Key people at Amersham Pharmacia Biotech, Hoefer Business.
Amersham Pharmacia Biotech's Hoefer Business was a division specializing in scientific instruments for electrophoresis and protein separation, acquired by Pharmacia Biotech in 1995 from Hoefer Scientific Instruments in San Francisco.[1][4] It served life sciences researchers and pharmaceutical companies by providing tools essential for biomolecular analysis, addressing challenges in protein purification and separation during the genomics and biotech boom of the 1990s.[1][4] Integrated into the larger Amersham Pharmacia Biotech joint venture formed in 1997, it contributed to a powerhouse in life sciences tools with global distribution, later evolving under Amersham Biosciences until GE Healthcare's acquisition in 2004.[3][4][5]
This business unit exemplified the era's focus on enabling biotech R&D, with products distributed worldwide to support drug development, such as insulin manufacturing precursors like Sephadex.[1][4]
Hoefer Scientific Instruments originated as an independent supplier of electrophoresis equipment in San Francisco, known for customer-focused innovation in solving lab problems for protein separation.[4] In 1995, Pharmacia Biotech—a Swedish biotech firm renowned for products like Sephadex (launched 1960 for large-scale pharma separation)—acquired Hoefer to bolster its instrumentation portfolio.[1][4]
The pivotal moment came in 1997 when Amersham International's Life Sciences business (rooted in the UK's 1940s Radiochemical Centre for isotopes) merged with Pharmacia Biotech in a 55:45 joint venture, creating Amersham Pharmacia Biotech.[1][2][3][6] This fused Hoefer's instruments with Amersham's isotope and separation expertise, amid broader consolidations like Amersham's merger with Nycomed.[1][2] Early traction stemmed from Hoefer's hands-on customer support, leading to new product innovations.[4]

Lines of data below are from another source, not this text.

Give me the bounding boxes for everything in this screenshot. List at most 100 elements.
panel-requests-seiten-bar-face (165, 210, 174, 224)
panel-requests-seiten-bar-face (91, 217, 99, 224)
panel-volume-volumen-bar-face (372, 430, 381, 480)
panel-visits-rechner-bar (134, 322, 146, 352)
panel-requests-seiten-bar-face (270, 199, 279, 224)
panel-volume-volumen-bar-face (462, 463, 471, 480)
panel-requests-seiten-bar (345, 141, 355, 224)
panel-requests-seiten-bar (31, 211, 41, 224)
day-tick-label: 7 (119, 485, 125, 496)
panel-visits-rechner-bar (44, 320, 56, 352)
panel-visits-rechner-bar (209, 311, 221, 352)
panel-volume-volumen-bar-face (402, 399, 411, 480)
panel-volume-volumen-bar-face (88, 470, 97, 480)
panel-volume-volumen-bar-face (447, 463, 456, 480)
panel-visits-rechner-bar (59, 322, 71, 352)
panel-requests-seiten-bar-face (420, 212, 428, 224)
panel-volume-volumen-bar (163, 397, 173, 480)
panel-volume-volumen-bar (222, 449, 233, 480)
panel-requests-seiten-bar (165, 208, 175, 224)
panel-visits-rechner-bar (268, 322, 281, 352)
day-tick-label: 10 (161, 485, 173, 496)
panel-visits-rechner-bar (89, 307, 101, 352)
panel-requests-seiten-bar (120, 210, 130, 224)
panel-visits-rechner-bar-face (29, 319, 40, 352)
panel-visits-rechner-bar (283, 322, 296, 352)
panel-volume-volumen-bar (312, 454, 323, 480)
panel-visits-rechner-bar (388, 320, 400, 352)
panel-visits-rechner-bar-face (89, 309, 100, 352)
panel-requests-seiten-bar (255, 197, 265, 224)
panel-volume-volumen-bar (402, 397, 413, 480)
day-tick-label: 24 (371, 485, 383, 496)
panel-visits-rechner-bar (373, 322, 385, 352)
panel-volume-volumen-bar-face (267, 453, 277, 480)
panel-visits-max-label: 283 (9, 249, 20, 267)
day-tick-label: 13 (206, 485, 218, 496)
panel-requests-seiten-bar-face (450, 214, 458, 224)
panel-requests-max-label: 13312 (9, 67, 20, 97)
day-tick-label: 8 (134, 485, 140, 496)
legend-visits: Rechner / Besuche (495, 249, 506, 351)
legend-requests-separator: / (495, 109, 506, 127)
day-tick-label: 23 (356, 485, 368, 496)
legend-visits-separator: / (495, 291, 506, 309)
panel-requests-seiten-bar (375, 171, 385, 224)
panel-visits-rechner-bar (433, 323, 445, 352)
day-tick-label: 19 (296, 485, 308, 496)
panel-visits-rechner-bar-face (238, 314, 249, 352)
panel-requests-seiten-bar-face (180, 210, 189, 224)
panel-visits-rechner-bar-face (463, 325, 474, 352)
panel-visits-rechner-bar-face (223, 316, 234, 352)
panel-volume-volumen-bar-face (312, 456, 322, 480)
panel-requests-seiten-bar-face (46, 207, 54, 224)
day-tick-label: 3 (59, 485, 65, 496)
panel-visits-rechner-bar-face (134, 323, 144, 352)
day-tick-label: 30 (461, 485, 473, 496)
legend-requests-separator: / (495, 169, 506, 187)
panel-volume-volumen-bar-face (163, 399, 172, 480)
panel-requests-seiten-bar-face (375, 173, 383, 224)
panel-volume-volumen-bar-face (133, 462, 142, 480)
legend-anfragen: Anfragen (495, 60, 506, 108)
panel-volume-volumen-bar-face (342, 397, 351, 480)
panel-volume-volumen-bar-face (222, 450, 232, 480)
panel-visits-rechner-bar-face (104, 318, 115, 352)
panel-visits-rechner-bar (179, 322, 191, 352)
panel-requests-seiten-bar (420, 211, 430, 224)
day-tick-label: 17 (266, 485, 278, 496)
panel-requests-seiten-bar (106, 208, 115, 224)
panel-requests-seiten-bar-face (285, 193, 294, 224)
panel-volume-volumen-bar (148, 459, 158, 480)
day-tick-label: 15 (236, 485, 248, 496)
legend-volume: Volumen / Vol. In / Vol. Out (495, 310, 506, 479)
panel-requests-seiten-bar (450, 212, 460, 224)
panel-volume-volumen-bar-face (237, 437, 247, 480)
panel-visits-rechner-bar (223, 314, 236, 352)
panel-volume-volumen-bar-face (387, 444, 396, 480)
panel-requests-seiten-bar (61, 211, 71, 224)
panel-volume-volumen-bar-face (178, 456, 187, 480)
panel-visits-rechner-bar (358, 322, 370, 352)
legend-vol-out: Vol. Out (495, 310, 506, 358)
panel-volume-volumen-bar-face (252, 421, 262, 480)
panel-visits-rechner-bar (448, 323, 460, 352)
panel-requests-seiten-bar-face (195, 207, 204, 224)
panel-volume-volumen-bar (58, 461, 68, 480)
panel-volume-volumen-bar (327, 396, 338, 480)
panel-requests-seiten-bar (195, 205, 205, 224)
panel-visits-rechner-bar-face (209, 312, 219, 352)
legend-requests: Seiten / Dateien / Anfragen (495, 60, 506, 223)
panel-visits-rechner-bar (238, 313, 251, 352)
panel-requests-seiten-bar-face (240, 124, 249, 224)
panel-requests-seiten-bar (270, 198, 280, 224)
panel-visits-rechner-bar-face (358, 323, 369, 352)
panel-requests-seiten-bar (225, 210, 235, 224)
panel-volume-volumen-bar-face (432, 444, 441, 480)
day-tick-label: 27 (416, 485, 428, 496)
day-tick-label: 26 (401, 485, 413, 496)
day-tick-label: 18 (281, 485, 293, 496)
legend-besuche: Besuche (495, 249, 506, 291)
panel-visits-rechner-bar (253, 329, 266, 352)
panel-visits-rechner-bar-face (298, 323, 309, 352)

Amersham Pharmacia Biotech's Hoefer Business rode the 1990s biotech wave, fueled by genomics "firsts" like RIA kits and Sephadex, enabling pharma scale-up amid post-WWII isotope advancements.[2][5] Timing was ideal: privatization of Amersham in 1982 under Thatcher spurred agility, while 1997 mergers aligned with exploding demand for tools in drug discovery and protein analysis.[2][6][7]
Market forces like rising insulin and biologic needs favored it, influencing the ecosystem by standardizing separation techniques—someone used an Amersham product every other second globally.[2] It paved the way for GE Healthcare's life sciences dominance, with Piscataway and Uppsala as key hubs.[1][3]
By 2003, Hoefer's 1-D gel electrophoresis was divested to Harvard Biosciences with ongoing Amersham distribution, signaling a maturing pivot to broader platforms.[4] Acquired into GE Healthcare in 2004, its legacy endures in modern biomolecular tools, now part of a £2.5B+ division aiding drug and vaccine development.[3][5]
Looking ahead, trends like AI-driven proteomics and personalized medicine will amplify such instrumentation's role, evolving Hoefer's foundational tech within GE's global R&D. Its influence shifts from standalone innovator to embedded enabler in precision biotech, sustaining impact on pharma pipelines first sparked by early separators like Sephadex.[1][2]